I am working with spans/ranges, a structure that has a start and an end coordinate on a line.
I have two vectors (dynamic arrays) of spans and I need to merge them. One vector is src and the other dst. The vectors are sorted by span start coordinates, and the spans do not overlap within one vector.
The spans in the src vector must be merged with the spans in the dst vector, such that the resulting vector is still sorted and has no overlaps. Ie. if overlaps are detected during the merging, the two spans are merged into one. (Merging two spans is just a matter of changing the coordinates in the structure.)

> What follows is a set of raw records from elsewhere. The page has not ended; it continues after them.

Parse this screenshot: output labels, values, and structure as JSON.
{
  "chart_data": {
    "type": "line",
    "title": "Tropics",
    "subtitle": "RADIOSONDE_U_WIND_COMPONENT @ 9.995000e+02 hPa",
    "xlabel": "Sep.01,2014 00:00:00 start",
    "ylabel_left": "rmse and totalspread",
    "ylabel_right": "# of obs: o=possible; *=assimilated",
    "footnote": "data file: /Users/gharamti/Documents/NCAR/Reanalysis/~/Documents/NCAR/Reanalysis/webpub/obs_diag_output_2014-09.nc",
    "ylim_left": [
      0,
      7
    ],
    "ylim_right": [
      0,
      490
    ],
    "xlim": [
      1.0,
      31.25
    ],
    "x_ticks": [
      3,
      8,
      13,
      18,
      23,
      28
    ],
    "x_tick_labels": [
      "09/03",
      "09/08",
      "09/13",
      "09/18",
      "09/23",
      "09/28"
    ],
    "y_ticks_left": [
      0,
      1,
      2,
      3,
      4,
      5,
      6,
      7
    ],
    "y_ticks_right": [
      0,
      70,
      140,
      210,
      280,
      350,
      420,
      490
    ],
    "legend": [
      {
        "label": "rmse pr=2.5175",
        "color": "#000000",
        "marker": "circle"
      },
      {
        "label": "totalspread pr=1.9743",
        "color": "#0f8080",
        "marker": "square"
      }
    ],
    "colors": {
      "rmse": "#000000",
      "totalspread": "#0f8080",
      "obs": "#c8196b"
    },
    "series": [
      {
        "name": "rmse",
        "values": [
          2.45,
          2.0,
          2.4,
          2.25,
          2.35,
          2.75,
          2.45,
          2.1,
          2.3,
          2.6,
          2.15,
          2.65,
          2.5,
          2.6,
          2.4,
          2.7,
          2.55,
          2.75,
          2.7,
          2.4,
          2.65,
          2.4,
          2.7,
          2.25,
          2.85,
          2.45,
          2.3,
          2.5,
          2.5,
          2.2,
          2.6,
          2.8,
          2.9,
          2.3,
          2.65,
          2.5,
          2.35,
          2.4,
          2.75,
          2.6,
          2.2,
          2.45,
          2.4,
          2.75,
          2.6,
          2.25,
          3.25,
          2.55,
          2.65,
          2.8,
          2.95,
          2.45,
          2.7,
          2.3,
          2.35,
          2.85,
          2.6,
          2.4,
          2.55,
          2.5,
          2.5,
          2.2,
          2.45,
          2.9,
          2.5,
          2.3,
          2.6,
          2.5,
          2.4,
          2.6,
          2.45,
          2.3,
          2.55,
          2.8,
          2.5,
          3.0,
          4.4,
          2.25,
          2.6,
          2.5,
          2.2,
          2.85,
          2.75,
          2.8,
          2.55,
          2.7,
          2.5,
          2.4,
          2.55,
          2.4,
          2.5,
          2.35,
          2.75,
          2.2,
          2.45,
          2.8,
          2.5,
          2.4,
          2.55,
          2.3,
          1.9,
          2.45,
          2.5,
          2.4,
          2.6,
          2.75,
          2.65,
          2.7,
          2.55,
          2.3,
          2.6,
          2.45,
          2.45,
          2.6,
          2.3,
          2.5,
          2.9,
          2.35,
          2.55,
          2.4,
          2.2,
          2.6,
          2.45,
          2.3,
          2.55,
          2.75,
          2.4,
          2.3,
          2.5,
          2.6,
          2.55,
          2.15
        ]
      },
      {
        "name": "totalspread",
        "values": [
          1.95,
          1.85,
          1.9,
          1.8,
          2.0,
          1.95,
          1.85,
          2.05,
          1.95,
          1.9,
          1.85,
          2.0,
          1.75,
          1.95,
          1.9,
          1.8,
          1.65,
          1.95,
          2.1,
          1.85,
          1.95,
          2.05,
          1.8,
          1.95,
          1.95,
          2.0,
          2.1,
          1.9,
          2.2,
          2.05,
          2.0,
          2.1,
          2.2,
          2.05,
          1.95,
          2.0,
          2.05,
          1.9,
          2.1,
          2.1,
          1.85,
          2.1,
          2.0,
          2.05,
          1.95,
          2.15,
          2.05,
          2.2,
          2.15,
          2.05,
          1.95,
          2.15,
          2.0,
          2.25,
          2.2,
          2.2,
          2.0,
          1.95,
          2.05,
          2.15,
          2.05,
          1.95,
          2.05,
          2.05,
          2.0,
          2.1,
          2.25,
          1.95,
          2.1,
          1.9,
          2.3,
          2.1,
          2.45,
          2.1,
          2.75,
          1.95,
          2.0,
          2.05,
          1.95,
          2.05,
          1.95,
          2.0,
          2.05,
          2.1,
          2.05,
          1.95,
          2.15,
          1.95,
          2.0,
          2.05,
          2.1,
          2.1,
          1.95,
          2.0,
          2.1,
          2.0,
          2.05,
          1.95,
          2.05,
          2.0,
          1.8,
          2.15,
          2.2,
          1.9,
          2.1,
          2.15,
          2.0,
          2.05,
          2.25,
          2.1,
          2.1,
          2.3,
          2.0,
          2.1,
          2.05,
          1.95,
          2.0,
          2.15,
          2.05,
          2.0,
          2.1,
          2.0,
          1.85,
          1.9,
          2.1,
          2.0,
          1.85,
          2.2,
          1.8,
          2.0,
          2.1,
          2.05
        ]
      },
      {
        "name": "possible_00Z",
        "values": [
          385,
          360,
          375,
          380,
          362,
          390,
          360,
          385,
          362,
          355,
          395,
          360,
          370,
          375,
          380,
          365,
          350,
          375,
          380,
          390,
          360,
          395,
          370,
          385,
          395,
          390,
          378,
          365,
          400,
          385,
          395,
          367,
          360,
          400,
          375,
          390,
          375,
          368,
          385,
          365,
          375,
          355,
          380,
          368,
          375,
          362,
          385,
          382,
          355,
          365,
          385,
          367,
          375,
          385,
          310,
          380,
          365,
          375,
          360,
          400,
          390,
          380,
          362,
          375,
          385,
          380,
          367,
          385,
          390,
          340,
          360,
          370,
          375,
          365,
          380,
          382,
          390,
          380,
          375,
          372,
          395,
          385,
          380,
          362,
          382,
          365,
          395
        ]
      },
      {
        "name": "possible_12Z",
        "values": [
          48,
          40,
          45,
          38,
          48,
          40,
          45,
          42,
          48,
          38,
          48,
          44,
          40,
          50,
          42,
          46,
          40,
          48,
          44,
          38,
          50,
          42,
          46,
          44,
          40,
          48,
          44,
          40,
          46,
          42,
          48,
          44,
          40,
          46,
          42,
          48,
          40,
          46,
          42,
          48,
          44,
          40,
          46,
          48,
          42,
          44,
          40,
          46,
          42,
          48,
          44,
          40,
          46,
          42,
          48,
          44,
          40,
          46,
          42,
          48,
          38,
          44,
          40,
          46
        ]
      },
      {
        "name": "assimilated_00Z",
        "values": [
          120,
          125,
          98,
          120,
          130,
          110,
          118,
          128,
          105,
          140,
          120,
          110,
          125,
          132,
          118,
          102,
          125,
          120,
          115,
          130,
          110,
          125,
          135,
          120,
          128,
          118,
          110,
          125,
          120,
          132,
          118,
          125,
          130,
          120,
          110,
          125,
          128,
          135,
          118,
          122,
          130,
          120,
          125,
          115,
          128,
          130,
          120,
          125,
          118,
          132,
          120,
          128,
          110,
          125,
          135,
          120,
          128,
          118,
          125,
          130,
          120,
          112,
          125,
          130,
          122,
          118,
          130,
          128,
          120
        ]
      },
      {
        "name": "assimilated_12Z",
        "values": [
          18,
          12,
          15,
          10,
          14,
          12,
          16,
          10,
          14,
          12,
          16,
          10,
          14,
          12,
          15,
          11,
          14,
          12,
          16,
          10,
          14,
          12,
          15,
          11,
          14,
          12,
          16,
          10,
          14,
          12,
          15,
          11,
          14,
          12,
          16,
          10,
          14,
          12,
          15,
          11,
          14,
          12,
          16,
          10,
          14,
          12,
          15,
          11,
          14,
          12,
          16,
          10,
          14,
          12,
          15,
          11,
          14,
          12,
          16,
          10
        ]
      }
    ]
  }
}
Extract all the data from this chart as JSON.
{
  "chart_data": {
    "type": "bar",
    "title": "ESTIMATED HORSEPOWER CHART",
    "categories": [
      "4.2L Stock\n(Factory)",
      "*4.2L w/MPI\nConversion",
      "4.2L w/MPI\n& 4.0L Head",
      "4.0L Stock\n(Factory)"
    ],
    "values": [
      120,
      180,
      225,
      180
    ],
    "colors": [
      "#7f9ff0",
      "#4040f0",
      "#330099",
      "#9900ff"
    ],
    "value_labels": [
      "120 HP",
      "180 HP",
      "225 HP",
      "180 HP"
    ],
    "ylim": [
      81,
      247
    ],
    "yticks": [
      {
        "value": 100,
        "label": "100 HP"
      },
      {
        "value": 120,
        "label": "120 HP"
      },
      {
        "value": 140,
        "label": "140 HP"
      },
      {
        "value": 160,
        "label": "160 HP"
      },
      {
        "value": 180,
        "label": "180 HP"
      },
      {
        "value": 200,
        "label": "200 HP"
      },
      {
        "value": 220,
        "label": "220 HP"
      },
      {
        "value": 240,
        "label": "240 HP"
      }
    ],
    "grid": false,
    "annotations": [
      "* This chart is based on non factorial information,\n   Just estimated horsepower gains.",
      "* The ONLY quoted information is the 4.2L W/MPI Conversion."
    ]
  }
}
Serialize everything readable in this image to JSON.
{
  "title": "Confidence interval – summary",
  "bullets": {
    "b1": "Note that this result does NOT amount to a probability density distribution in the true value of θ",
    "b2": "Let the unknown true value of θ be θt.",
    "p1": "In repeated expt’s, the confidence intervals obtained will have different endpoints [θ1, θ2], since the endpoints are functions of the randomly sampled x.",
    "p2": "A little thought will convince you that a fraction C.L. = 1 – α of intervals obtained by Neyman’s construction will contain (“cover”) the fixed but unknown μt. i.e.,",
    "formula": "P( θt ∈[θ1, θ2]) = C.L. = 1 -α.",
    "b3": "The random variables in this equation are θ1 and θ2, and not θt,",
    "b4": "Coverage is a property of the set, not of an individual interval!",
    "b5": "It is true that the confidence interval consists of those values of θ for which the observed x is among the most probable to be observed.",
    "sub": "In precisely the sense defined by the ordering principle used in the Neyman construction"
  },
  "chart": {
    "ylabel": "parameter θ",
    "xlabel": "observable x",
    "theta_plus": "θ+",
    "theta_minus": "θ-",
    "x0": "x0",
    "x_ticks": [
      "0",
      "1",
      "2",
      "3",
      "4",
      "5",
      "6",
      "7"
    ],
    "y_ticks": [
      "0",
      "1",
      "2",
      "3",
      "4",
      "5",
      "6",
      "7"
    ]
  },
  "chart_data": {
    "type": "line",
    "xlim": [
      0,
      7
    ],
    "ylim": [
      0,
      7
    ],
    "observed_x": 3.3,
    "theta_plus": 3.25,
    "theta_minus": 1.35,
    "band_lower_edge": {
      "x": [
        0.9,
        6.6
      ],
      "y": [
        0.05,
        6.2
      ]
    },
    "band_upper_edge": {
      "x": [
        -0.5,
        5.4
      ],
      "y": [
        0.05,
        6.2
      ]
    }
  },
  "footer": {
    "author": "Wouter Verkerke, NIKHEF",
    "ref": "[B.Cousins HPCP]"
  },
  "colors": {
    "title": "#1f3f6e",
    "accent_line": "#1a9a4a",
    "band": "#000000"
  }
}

Now, there is one more catch, the spans in the src vector must be "widened" during the merge. This means that a constant will be added to the start and another (larger) constant to the end coordinate of every span in src. This means that after the src spans are widened they might overlap.
What I have arrived at so far is that it cannot be done fully in-place, some kind of temporary storage is needed. I think it should be doable in linear time over the number of elements of src and dst summed.
Any temporary storage can probably be shared between multiple runs of the algorithm.
The two primary approaches I have tried, which are too slow, are:
Append all elements of src to dst, widening each element before appending it. Then run an in-place sort. Finally iterate over the resulting vector using a "read" and "write" pointer, with the read pointer running ahead of the write pointer, merging spans as they go. When all elements have been merged (the read pointer reaches end) dst is truncated.
Create a temporary work-vector. Do a naive merge as described above by repeatedly picking the next element from either src or dst and merging into the work-vector. When done, copy the work-vector to dst, replacing it.
The first method has the problem that sorting is O((m+n)*log(m+n)) instead of O(m+n) and has somewhat overhead. It also means the dst vector has to grow much larger than it really needs.
The second has the primary problem of a lot of copying around and again allocation/deallocation of memory.
The data structures used for storing/managing the spans/vectors can be altered if you think that's needed.
Update: Forgot to say how large the datasets are. The most common cases are between 4 and 30 elements in either vector, and either dst is empty or there is a large amount of overlap between the spans in src and dst.